Le Département d’Etat américain a lancé, en septembre 2021, un concours dénommé «Zoohackaton» qui rassemble les étudiants et les codeurs en vue de développer des solutions technologiques innovantes pour contrer le trafic des espèces sauvages et les défis associés. Au Congo, l’ambassade des Etats-Unis en a organisé une édition, du 18 au 20 novembre dernier, avec l’assistance de l’O.n.g Yékolab, spécialisée dans les nouvelles technologies.

Entre octobre et novembre, neuf évènements zoohackaton ont été organisés à travers le monde. Au Congo, ce programme a été soutenu par l’Usaid (Agence américaine pour le développement international), le Ministère de l’économie forestière, le Ministère des postes, des télécommunications et de l’économie numérique, l’Ecole numérique et la Fondation W.c.s (Wildlife conservation society) au Congo.
Au cours cette édition, 22 équipes constituées de trois codeurs chacune ont entamé la course. Huit ont été présélectionnées par le comité technique constitué des experts ministères associés, de l’Agence congolaise de la faune et des aires protégées, de W.c.s-Congo et de l’O.n.g Yekolab. Les groupes ont rivalisé de talents à travers des présentations et des opportunités de réseautage en lien avec la thématique de la criminalité faunique, un phénomène qui prend de plus en plus de l’ampleur.
A l’issue de cette étape, le jury a retenu trois équipes ayant des solutions numériques innovantes et adaptées aux défis actuels. Les heureuses gagnantes ont été congratulées et ont reçu des ordinateurs portables et des téléphones smartphones. La première équipe, avec son projet «Zooapp», a été gratifiée d’une subvention de cinq mille dollars et d’un accompagnement technique de trois mois à Yekolab.
Les participants ont remercié les organisateurs pour cette activité qui a permis de découvrir les talents de certains jeunes congolais dans le domaine du numérique. Justel Pianda, web designer sur le fonctionnement de l’application Zooapp a fait savoir que celle-ci consiste à lutter contre la criminalité faunique au Congo au profit des générations futures et de la biodiversité. Elle a pour but d’aider les écogardes dans leur métier. Cette application est connectée aux lunettes appelées «googleglass» et aux drones permettant de filmer et d’enregistrer un périmètre donné pour recolter les informations en temps réel.
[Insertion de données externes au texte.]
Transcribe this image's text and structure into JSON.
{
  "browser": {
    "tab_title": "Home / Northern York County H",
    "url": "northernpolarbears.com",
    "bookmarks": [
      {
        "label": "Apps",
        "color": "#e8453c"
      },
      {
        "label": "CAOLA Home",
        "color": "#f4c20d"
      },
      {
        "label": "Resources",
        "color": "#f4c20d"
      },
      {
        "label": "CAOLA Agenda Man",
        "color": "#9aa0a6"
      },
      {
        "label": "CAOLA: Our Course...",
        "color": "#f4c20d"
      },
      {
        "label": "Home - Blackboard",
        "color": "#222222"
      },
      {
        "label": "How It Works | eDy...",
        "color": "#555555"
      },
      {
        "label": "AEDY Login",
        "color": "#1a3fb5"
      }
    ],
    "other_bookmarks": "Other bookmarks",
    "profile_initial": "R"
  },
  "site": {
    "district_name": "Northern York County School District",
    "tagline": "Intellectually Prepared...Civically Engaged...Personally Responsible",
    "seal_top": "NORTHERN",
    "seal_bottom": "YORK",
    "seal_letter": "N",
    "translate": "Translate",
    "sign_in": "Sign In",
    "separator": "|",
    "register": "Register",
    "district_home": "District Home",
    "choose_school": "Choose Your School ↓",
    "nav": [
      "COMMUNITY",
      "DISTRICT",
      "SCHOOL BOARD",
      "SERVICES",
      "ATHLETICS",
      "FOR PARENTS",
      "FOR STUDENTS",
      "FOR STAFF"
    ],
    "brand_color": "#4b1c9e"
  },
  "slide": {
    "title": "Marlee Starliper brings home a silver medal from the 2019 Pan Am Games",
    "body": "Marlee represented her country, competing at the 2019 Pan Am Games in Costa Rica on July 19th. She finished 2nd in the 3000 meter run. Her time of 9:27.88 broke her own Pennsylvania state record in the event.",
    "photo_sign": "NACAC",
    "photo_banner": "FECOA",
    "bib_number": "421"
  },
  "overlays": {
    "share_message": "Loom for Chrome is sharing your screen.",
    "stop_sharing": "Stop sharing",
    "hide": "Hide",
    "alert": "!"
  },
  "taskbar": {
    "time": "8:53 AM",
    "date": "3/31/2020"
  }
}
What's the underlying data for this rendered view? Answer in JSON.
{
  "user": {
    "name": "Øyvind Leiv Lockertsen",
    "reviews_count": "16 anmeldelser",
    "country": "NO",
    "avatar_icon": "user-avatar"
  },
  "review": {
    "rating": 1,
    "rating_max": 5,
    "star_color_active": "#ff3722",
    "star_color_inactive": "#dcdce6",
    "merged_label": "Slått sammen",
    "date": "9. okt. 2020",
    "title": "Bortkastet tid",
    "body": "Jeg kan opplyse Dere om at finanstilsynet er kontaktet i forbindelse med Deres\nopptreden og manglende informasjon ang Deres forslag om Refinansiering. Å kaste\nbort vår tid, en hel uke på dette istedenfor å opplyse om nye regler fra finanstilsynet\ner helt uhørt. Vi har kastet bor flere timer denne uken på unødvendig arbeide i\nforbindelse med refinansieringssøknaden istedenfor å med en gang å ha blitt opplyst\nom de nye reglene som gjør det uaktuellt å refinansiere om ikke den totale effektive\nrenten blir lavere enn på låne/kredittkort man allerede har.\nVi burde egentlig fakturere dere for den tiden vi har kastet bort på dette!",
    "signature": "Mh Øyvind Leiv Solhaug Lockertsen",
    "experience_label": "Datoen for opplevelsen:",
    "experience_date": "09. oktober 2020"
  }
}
Pour le chargé d’affaires à l’ambassade des Etats-unis d’Amérique, Daniel Travis, ce programme au soucie de la préservation de l’environnement et l’accompagnement des jeunes dans les domaines scientifiques et technologiques. Il a loué les efforts consentis dans la lutte contre la criminalité faunique à travers la condamnation d’un braconnier et trafiquant d’ivoire notoire en 2020, responsable de l’extinction de centaines d’éléphants depuis 2008. Aussi a-t-il réaffirmé de l’appui de son pays au Congo, dans la protection de l’environnement.
La ministre de l’économie forestière, Rosalie Matondo, a émis le vœu que ces applications puissent servir aussi à être didactiques pour pouvoir montrer le potentiel dont dispose le Congo. Elle a encouragé les équipes n’ayant pas été sélectionnées à ne pas perdre espoir.